AMDGPU.jl icon indicating copy to clipboard operation
AMDGPU.jl copied to clipboard

ROCM/Hip not downloading (?) when ]added

Open cgeoga opened this issue 3 years ago • 2 comments

Apologies in advance if I have missed an issue or some documentation about this.

When I run using AMDGPU and then x = ROCArray(rand(10)), I get a crash with the error hipErrorNoBinaryForGpu: Unable to find code object for all current devices!" (can supply full stacktrace if useful). My GPU is an RX 6600, which is not officially supported by ROCM. Is that the reason for the error? Considering how quickly the ]build AMDGPU` runs for me, I can't help but wonder if some artifact/jll is not getting downloaded. I would appreciate any advice on this.

As more background information, ]add and ]build run more or less instantly with no output, and using gives the output WARNING: using rocRAND_jll.librocrand in module AMDGPU conflicts with an existing identifier. When I ]test AMDGPU, it hangs forever with no output as well, presumably because this test for throwing an error is somehow failing (?).

I don't expect anybody to help me fully debug this and I know that my GPU isn't even really supported by ROCM, but if anybody has any quick thoughts on things to try I would definitely be curious. It has been pretty disappointingly hard to write literally any code in any language that uses this GPU and this package seems like by far the easiest way in. Which is pretty cool.

cgeoga avatar May 06 '22 15:05 cgeoga

This hipErrorNoBinaryForGpu: Unable to find code object for all current devices! error usually means that you need a newer version of HIP. If you have ROCm installed on your system and it's newer than 4.2 (which is what AMDGPU.jl currently provides as artifacts), you can set the environment variable JULIA_AMDGPU_DISABLE_ARTIFACTS=1 and re-build AMDGPU.

using gives the output WARNING: using rocRAND_jll.librocrand in module AMDGPU conflicts with an existing identifier

This is a known bug that I haven't gotten around to fixing, but it should be mostly harmless if you're not using AMDGPU.rand et. al.

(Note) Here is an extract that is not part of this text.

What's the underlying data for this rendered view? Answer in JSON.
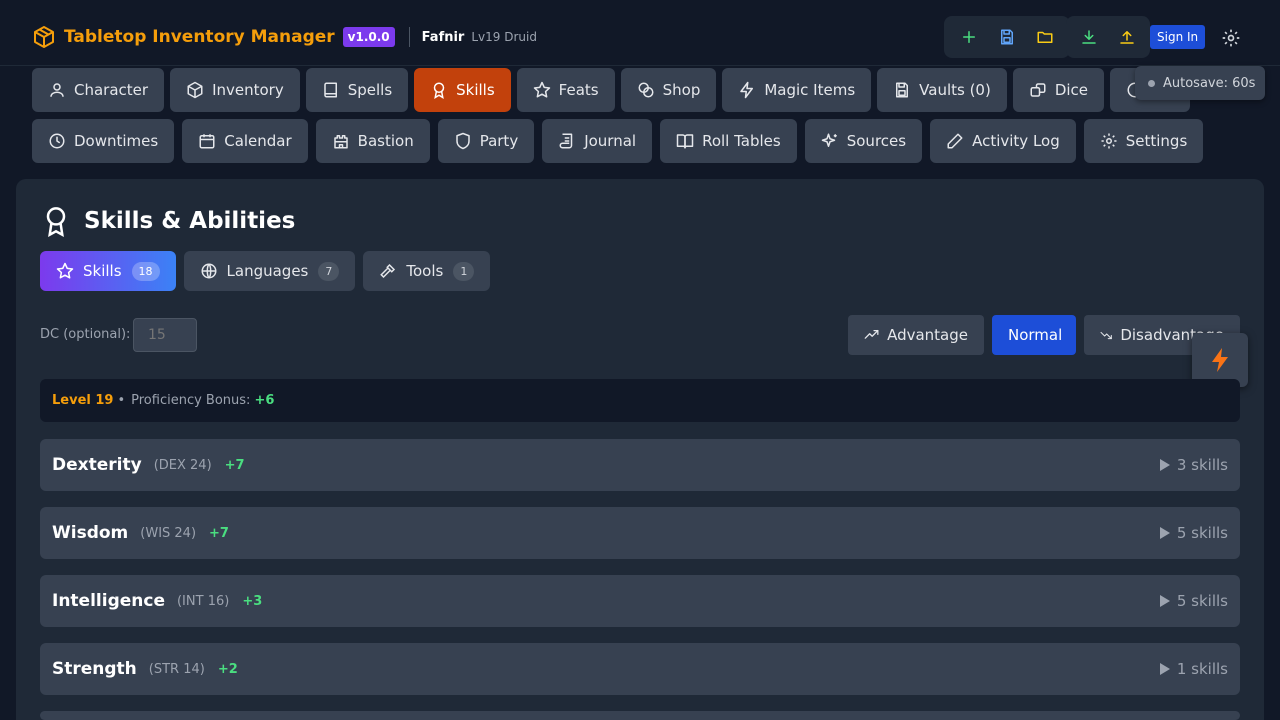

When I ]test AMDGPU, it hangs forever with no output as well,

That's slightly concerning; I'd be interested to see if getting HIP working fixes that.

jpsamaroo avatar May 12 '22 13:05 jpsamaroo

Thanks so much for the response! I think this was my misunderstanding then. From the documentation I did have the impression I had to bring my own ROCm and HIP, but from talking to some other people I was told that this package downloads and installs those things for me. I'm on Fedora linux and actually have not been able to install ROCm and HIP (even though, confusingly, there are packages in the official repo called rocm-runtime, for example), and I don't really like any of the distribution options that seem to be available, like using on AMD's own RHEL repo, which seems pretty janky. So for the moment I don't think I'll try to resolve this by polluting my system with REHL or random copr repos.

I won't close it in case you'd rather leave it open, but it sounds like this is a me problem and not an AMDGPU.jl problem, so to me it seems plenty sensible to not mark it as a bug and close it.

cgeoga avatar May 12 '22 13:05 cgeoga

We now have better support for gfx103x other than gfx1030. Although now we mostly require system-wide installation of ROCm for full support.

pxl-th avatar Dec 02 '23 18:12 pxl-th